野球善哉BACK NUMBER
浅村、亀井、枡田、森山……。
チャンスを掴む選手と逃す選手。
text by
氏原英明Hideaki Ujihara
photograph byHideki Sugiyama/NIKKAN SPORTS
posted2011/04/27 13:00
開幕スタメンの勢いを駆ってレギュラーに定着した浅村栄斗(西武・左)とヒットが出ず一軍定着に苦しむ枡田慎太郎(楽天)
出場機会を求め、三塁にコンバートしていた巨人・亀井。
「去年のことは忘れてはいけないと思っていた」
20日の阪神戦で、今季初めてスタメンに抜擢された巨人・亀井義行は、相手先発投手が右のスタンリッジだったということ、また、新外国人のライアルが不調だということが重なりあってのチャンス到来に、気持ちを高めていた。
第2回WBCのメンバーだった亀井は、'09年こそチームの主軸として日本一に貢献したが、昨年は苦しいシーズンを送った。長野久義の加入と高橋由伸の復調が大きな要因で、出場機会が激減したのである。
今季はキャンプから三塁手に挑戦。昨年までの三塁手・小笠原道大が一塁に回っていたことで、出場機会を求め、三塁にコンバートした。だが、原監督は開幕から助っ人のライアルを重宝し、亀井の出番はそう多くなかった。

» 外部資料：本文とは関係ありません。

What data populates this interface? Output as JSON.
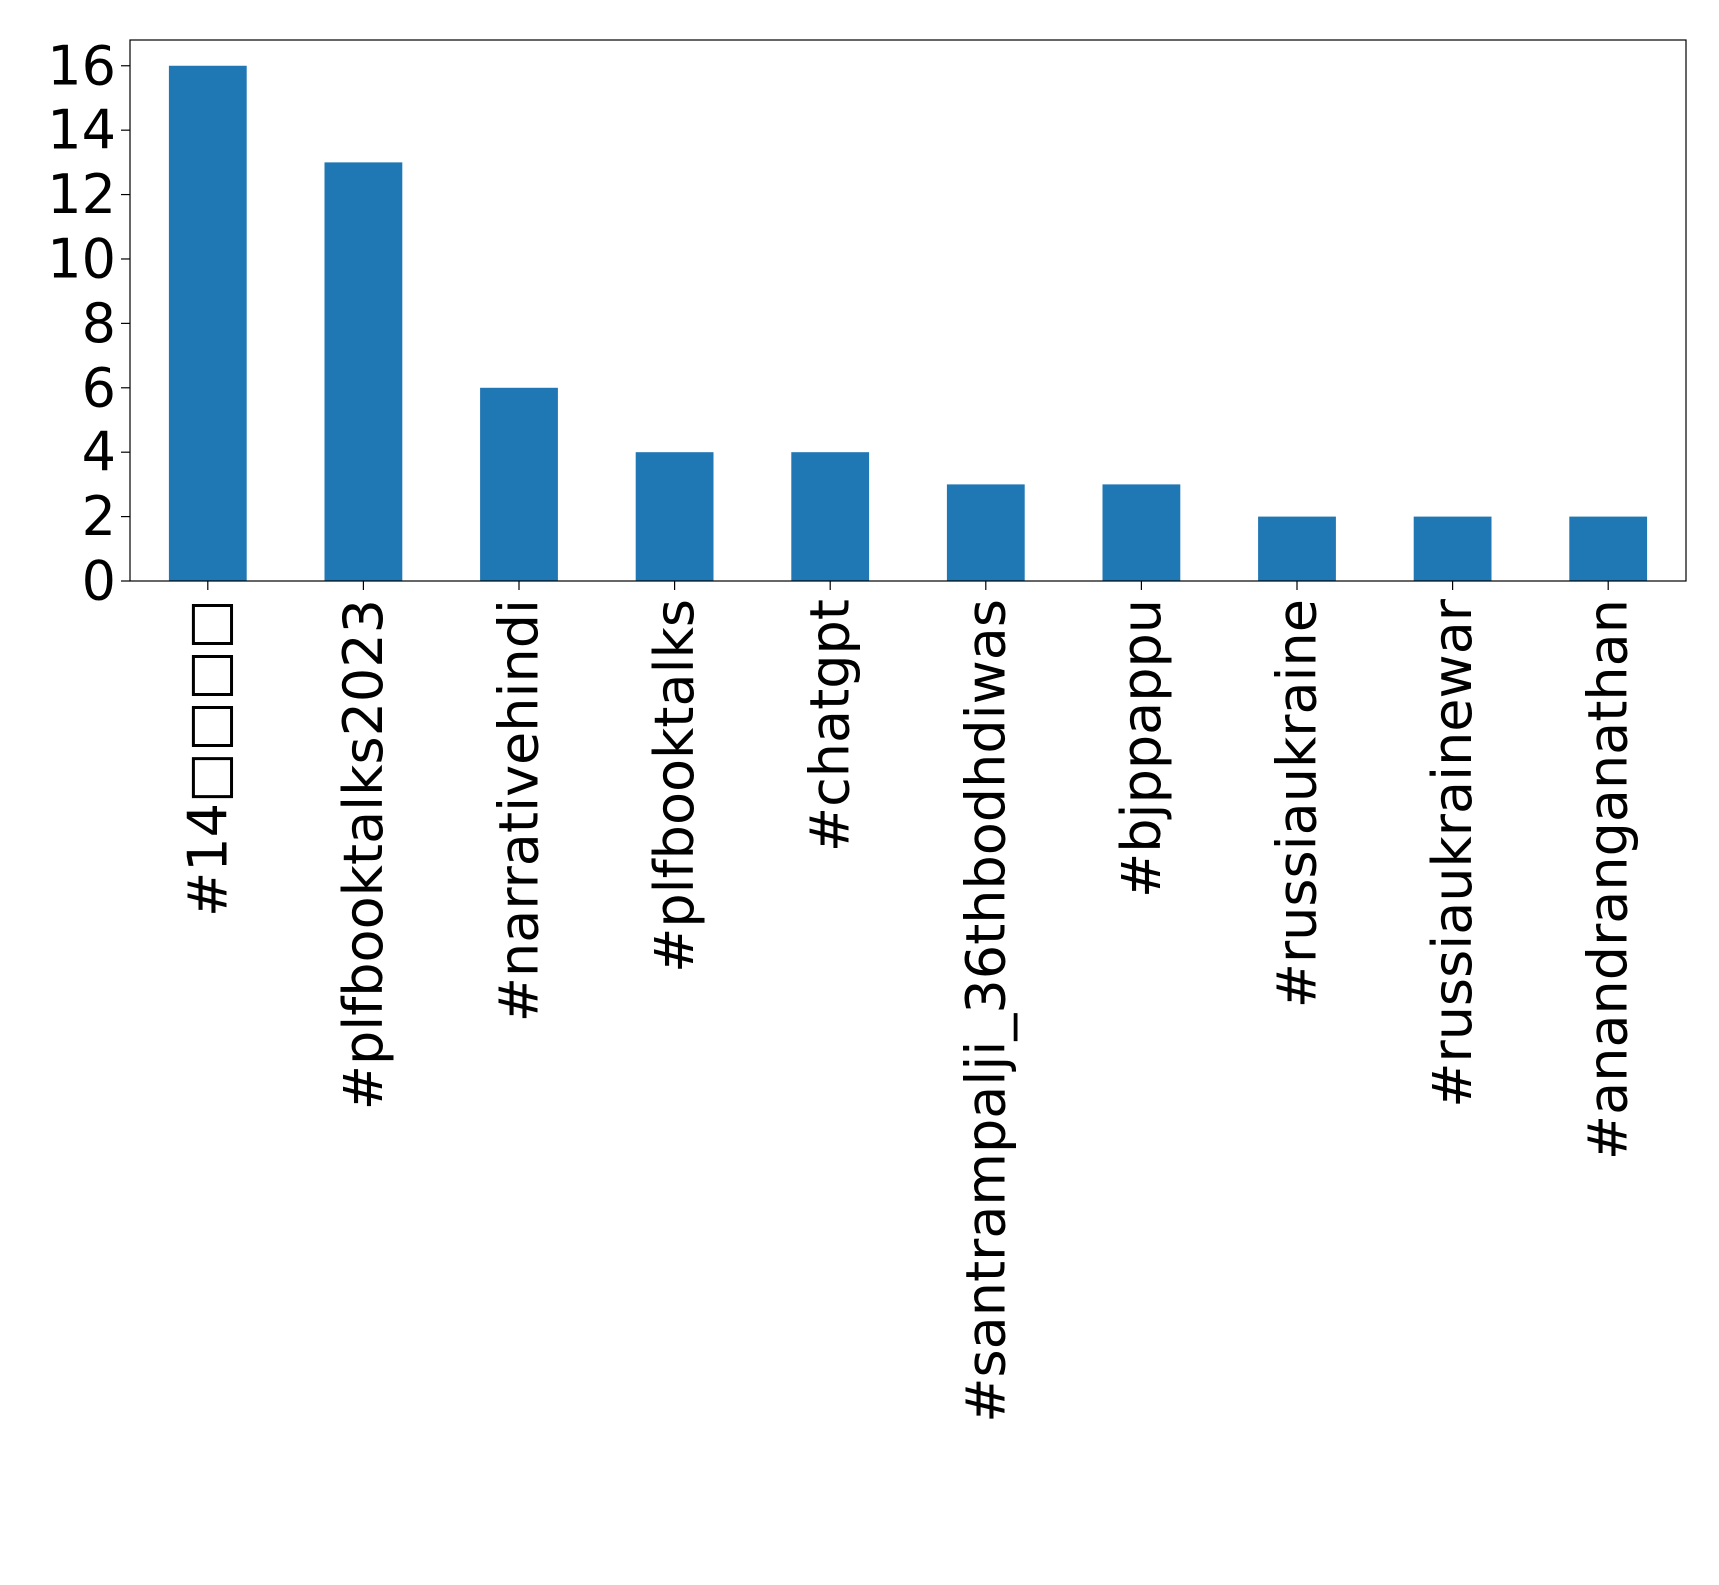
{
  "chart_data": {
    "type": "bar",
    "title": "",
    "xlabel": "",
    "ylabel": "",
    "categories": [
      "#14□□□□",
      "#plfbooktalks2023",
      "#narrativehindi",
      "#plfbooktalks",
      "#chatgpt",
      "#santrampalji_36thbodhdiwas",
      "#bjppappu",
      "#russiaukraine",
      "#russiaukrainewar",
      "#anandranganathan"
    ],
    "values": [
      16,
      13,
      6,
      4,
      4,
      3,
      3,
      2,
      2,
      2
    ],
    "ylim": [
      0,
      16.8
    ],
    "yticks": [
      0,
      2,
      4,
      6,
      8,
      10,
      12,
      14,
      16
    ],
    "ytick_labels": [
      "0",
      "2",
      "4",
      "6",
      "8",
      "10",
      "12",
      "14",
      "16"
    ],
    "grid": false,
    "legend": "none",
    "bar_color": "#1f77b4"
  }
}
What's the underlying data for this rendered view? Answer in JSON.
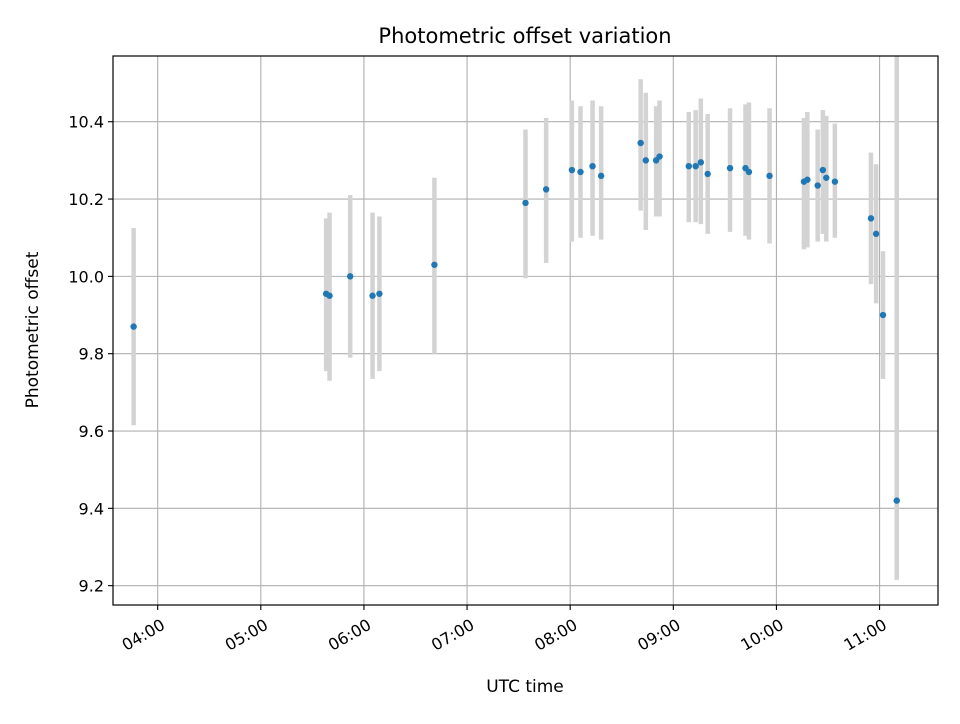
{
  "chart_data": {
    "type": "scatter",
    "title": "Photometric offset variation",
    "xlabel": "UTC time",
    "ylabel": "Photometric offset",
    "xlim": [
      "03:34",
      "11:34"
    ],
    "ylim": [
      9.15,
      10.57
    ],
    "x_ticks": [
      "04:00",
      "05:00",
      "06:00",
      "07:00",
      "08:00",
      "09:00",
      "10:00",
      "11:00"
    ],
    "y_ticks": [
      9.2,
      9.4,
      9.6,
      9.8,
      10.0,
      10.2,
      10.4
    ],
    "y_tick_labels": [
      "9.2",
      "9.4",
      "9.6",
      "9.8",
      "10.0",
      "10.2",
      "10.4"
    ],
    "grid": true,
    "series": [
      {
        "marker_color": "#1f77b4",
        "errorbar_color": "#d3d3d3",
        "points": [
          {
            "x": "03:46",
            "y": 9.87,
            "low": 9.615,
            "high": 10.125
          },
          {
            "x": "05:38",
            "y": 9.955,
            "low": 9.755,
            "high": 10.15
          },
          {
            "x": "05:40",
            "y": 9.95,
            "low": 9.73,
            "high": 10.165
          },
          {
            "x": "05:52",
            "y": 10.0,
            "low": 9.79,
            "high": 10.21
          },
          {
            "x": "06:05",
            "y": 9.95,
            "low": 9.735,
            "high": 10.165
          },
          {
            "x": "06:09",
            "y": 9.955,
            "low": 9.755,
            "high": 10.155
          },
          {
            "x": "06:41",
            "y": 10.03,
            "low": 9.8,
            "high": 10.255
          },
          {
            "x": "07:34",
            "y": 10.19,
            "low": 9.995,
            "high": 10.38
          },
          {
            "x": "07:46",
            "y": 10.225,
            "low": 10.035,
            "high": 10.41
          },
          {
            "x": "08:01",
            "y": 10.275,
            "low": 10.09,
            "high": 10.455
          },
          {
            "x": "08:06",
            "y": 10.27,
            "low": 10.1,
            "high": 10.44
          },
          {
            "x": "08:13",
            "y": 10.285,
            "low": 10.105,
            "high": 10.455
          },
          {
            "x": "08:18",
            "y": 10.26,
            "low": 10.095,
            "high": 10.44
          },
          {
            "x": "08:41",
            "y": 10.345,
            "low": 10.17,
            "high": 10.51
          },
          {
            "x": "08:44",
            "y": 10.3,
            "low": 10.12,
            "high": 10.475
          },
          {
            "x": "08:50",
            "y": 10.3,
            "low": 10.155,
            "high": 10.44
          },
          {
            "x": "08:52",
            "y": 10.31,
            "low": 10.155,
            "high": 10.455
          },
          {
            "x": "09:09",
            "y": 10.285,
            "low": 10.14,
            "high": 10.425
          },
          {
            "x": "09:13",
            "y": 10.285,
            "low": 10.14,
            "high": 10.43
          },
          {
            "x": "09:16",
            "y": 10.295,
            "low": 10.135,
            "high": 10.46
          },
          {
            "x": "09:20",
            "y": 10.265,
            "low": 10.11,
            "high": 10.42
          },
          {
            "x": "09:33",
            "y": 10.28,
            "low": 10.115,
            "high": 10.435
          },
          {
            "x": "09:42",
            "y": 10.28,
            "low": 10.105,
            "high": 10.445
          },
          {
            "x": "09:44",
            "y": 10.27,
            "low": 10.095,
            "high": 10.45
          },
          {
            "x": "09:56",
            "y": 10.26,
            "low": 10.085,
            "high": 10.435
          },
          {
            "x": "10:16",
            "y": 10.245,
            "low": 10.07,
            "high": 10.41
          },
          {
            "x": "10:18",
            "y": 10.25,
            "low": 10.075,
            "high": 10.425
          },
          {
            "x": "10:24",
            "y": 10.235,
            "low": 10.09,
            "high": 10.38
          },
          {
            "x": "10:27",
            "y": 10.275,
            "low": 10.11,
            "high": 10.43
          },
          {
            "x": "10:29",
            "y": 10.255,
            "low": 10.09,
            "high": 10.415
          },
          {
            "x": "10:34",
            "y": 10.245,
            "low": 10.1,
            "high": 10.395
          },
          {
            "x": "10:55",
            "y": 10.15,
            "low": 9.98,
            "high": 10.32
          },
          {
            "x": "10:58",
            "y": 10.11,
            "low": 9.93,
            "high": 10.29
          },
          {
            "x": "11:02",
            "y": 9.9,
            "low": 9.735,
            "high": 10.065
          },
          {
            "x": "11:10",
            "y": 9.42,
            "low": 9.215,
            "high": 10.625
          }
        ]
      }
    ]
  }
}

初スタメンの試合では、4打席すべてで得点圏に走者がいる幸運。
しかし、野球の神様は亀井に“親切”だった。
初スタメンのこの機会、亀井に大きなチャンスを与えたのだ。4打席すべてが得点圏に走者を置いての打席だったのである。結果が求められている中で、これは強運と言うほかない。亀井はきっちり仕事を果たし、4打数2安打3打点の活躍で勝利に貢献した。
「前の打者が常にチャンスで回してくれていたので、チームに貢献したいと思っていた」と亀井。与えられた出場機会に、大きなチャンスが巡り、結果を残したのだ。まだレギュラーを奪還したわけではないが、彼には強い風が吹いている。
松井、岩村の不振で楽天・枡田に与えられたチャンス。
「せっかくチャンスをもらっとんのに、2三振ってなぁ。ここで活躍すれば、レギュラーを取れるのに……頑張らなアカン」
渋い表情で語ったのは楽天のチーフスカウト吹石徳一である。
吹石が指していたのは、自身が担当し'05年の高校生ドラフト4巡目で指名した枡田慎太郎についてである。我が子のように担当した選手を見守る吹石は、指名選手たちのその後が、気が気でない。
6年目となる枡田は、2年目から首脳陣の期待を一身に受けていた。2年目の終盤に一軍昇格を果たし、Kスタのお立ち台にも上がったことがある。だが言いかえれば、それでもレギュラーを奪えていないのは、たびたびの抜擢に見合うだけの成績を枡田がその都度残せていないからだ。さらに、今季は元メジャーリーガーの松井稼頭央が加入し、枡田がレギュラーを獲得する可能性はゼロに近いといえた。
ところが、松井と同じくメジャー帰りの岩村のバットが湿ったことと、さらに、二塁を守る高須の年齢を考慮しなくてはならなくなったことで、その次を担う若手の台頭が不可欠ということになった。星野監督は17日のオリックス戦に、枡田をスタメン起用し、チャンスを与えたのである。